President Zuma, answering a question from from DA parliamentary leader Lindiwe Mazibuko yesterday in front of the National Assembly, said “[y]ou have more rights because you’re a majority; you have less rights because you’re a minority. That’s how democracy works.”
The opposition parliamentarians had a collective hernia before one shouted, quite fairly, at our democratically elected president “You don’t understand democracy!”
To put this rather strange remark in context; Mazibuko had asked if the President would consider changes to the labour relations regime, which pegs the union representation threshold at 51%. News24 reported that:
She said this had led to the situation where AMCU (the Association of Mineworkers and Construction Union) was not a recognised union at Lonmin’s platinum mine, and therefore excluded from wage negotiations.

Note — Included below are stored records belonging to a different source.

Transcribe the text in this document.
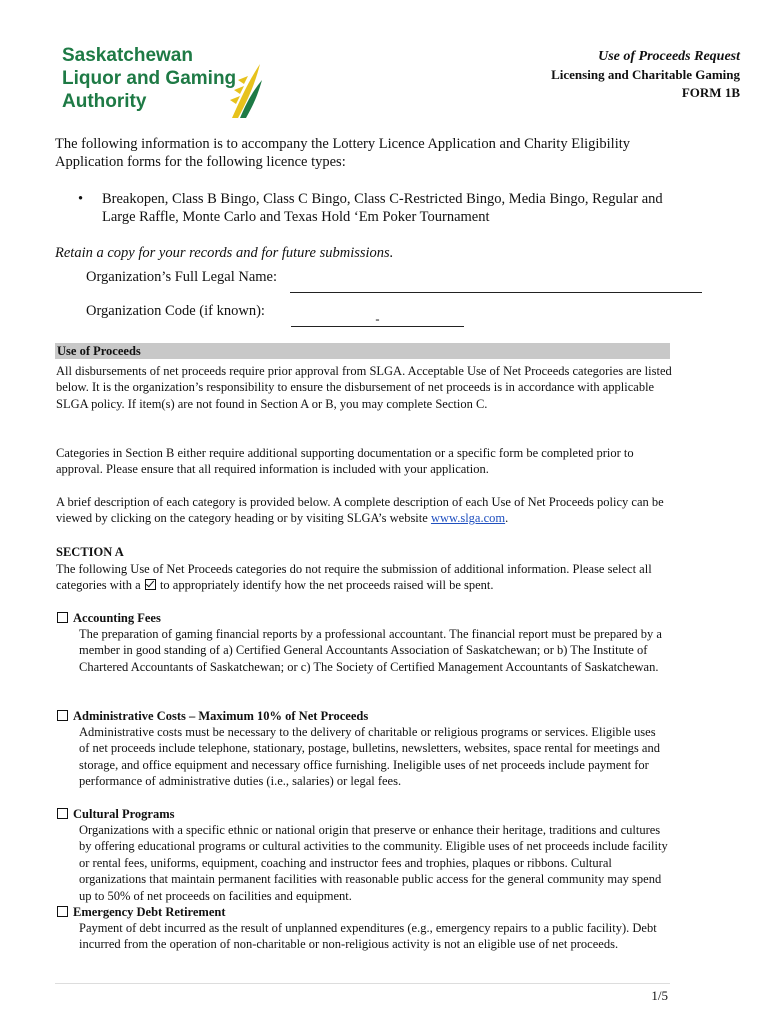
Saskatchewan
Liquor and Gaming
Authority
Use of Proceeds Request
Licensing and Charitable Gaming
FORM 1B
The following information is to accompany the Lottery Licence Application and Charity Eligibility Application forms for the following licence types:
• Breakopen, Class B Bingo, Class C Bingo, Class C-Restricted Bingo, Media Bingo, Regular and Large Raffle, Monte Carlo and Texas Hold ‘Em Poker Tournament
Retain a copy for your records and for future submissions.
Organization’s Full Legal Name:
Organization Code (if known):	-
Use of Proceeds
All disbursements of net proceeds require prior approval from SLGA. Acceptable Use of Net Proceeds categories are listed below. It is the organization’s responsibility to ensure the disbursement of net proceeds is in accordance with applicable SLGA policy. If item(s) are not found in Section A or B, you may complete Section C.
Categories in Section B either require additional supporting documentation or a specific form be completed prior to approval. Please ensure that all required information is included with your application.
A brief description of each category is provided below. A complete description of each Use of Net Proceeds policy can be viewed by clicking on the category heading or by visiting SLGA’s website www.slga.com.
SECTION A
The following Use of Net Proceeds categories do not require the submission of additional information. Please select all categories with a  to appropriately identify how the net proceeds raised will be spent.
Accounting Fees
The preparation of gaming financial reports by a professional accountant. The financial report must be prepared by a member in good standing of a) Certified General Accountants Association of Saskatchewan; or b) The Institute of Chartered Accountants of Saskatchewan; or c) The Society of Certified Management Accountants of Saskatchewan.
Administrative Costs – Maximum 10% of Net Proceeds
Administrative costs must be necessary to the delivery of charitable or religious programs or services. Eligible uses of net proceeds include telephone, stationary, postage, bulletins, newsletters, websites, space rental for meetings and storage, and office equipment and necessary office furnishing. Ineligible uses of net proceeds include payment for performance of administrative duties (i.e., salaries) or legal fees.
Cultural Programs
Organizations with a specific ethnic or national origin that preserve or enhance their heritage, traditions and cultures by offering educational programs or cultural activities to the community. Eligible uses of net proceeds include facility or rental fees, uniforms, equipment, coaching and instructor fees and trophies, plaques or ribbons. Cultural organizations that maintain permanent facilities with reasonable public access for the general community may spend up to 50% of net proceeds on facilities and equipment.
Emergency Debt Retirement
Payment of debt incurred as the result of unplanned expenditures (e.g., emergency repairs to a public facility). Debt incurred from the operation of non-charitable or non-religious activity is not an eligible use of net proceeds.
1/5
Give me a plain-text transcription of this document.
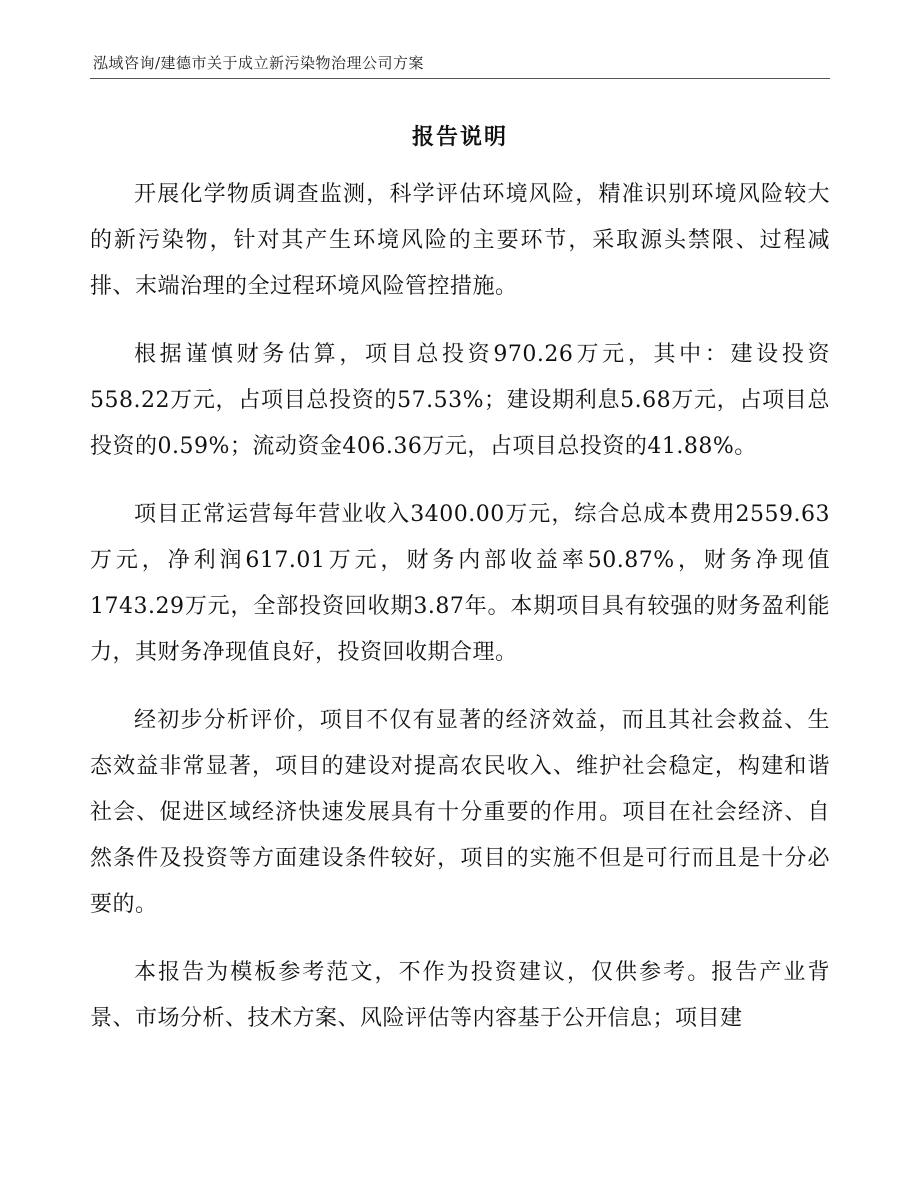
泓域咨询/建德市关于成立新污染物治理公司方案
报告说明

开展化学物质调查监测，科学评估环境风险，精准识别环境风险较大的新污染物，针对其产生环境风险的主要环节，采取源头禁限、过程减排、末端治理的全过程环境风险管控措施。

根据谨慎财务估算，项目总投资970.26万元，其中：建设投资558.22万元，占项目总投资的57.53%；建设期利息5.68万元，占项目总投资的0.59%；流动资金406.36万元，占项目总投资的41.88%。

项目正常运营每年营业收入3400.00万元，综合总成本费用2559.63万元，净利润617.01万元，财务内部收益率50.87%，财务净现值1743.29万元，全部投资回收期3.87年。本期项目具有较强的财务盈利能力，其财务净现值良好，投资回收期合理。

经初步分析评价，项目不仅有显著的经济效益，而且其社会救益、生态效益非常显著，项目的建设对提高农民收入、维护社会稳定，构建和谐社会、促进区域经济快速发展具有十分重要的作用。项目在社会经济、自然条件及投资等方面建设条件较好，项目的实施不但是可行而且是十分必要的。

本报告为模板参考范文，不作为投资建议，仅供参考。报告产业背景、市场分析、技术方案、风险评估等内容基于公开信息；项目建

But JZ responded by suggesting that in a democracy the majority prevailed. Maybe his mind was on elections and counting votes, where the majority does win. He went on:
We operate within regulated society… Between workers and employers there have been negotiations and agreements, and those agreements must be respected.
In a democratic situation, it is the majority that prevail. I can’t change the rules because you want to make a particular point. You can’t then say, smaller unions must then be compared to the bigger unions in the same way.
The president’s point was that workers who did not join the majority union could not expect the same privileges. He finished with this wonderful clanger which we will repeat because a statement like this from a president is just too good a comedic moment:
You have more rights because you’re a majority; you have less rights because you’re a minority. That’s how democracy works.
We are all aware that is not how a democracy works. We have set up a pretty good one along with an amazing constitution and Bill of Rights, which are designed so that the very opposite is true. Zuma, not giving up, suggested that it was the other parliamentarians who did not understand democracy saying it was “a question of accepting the rules of democracy, and operating within them”. I think we can all agree that all the nation wants is for our government to start operating – more often – within the rules.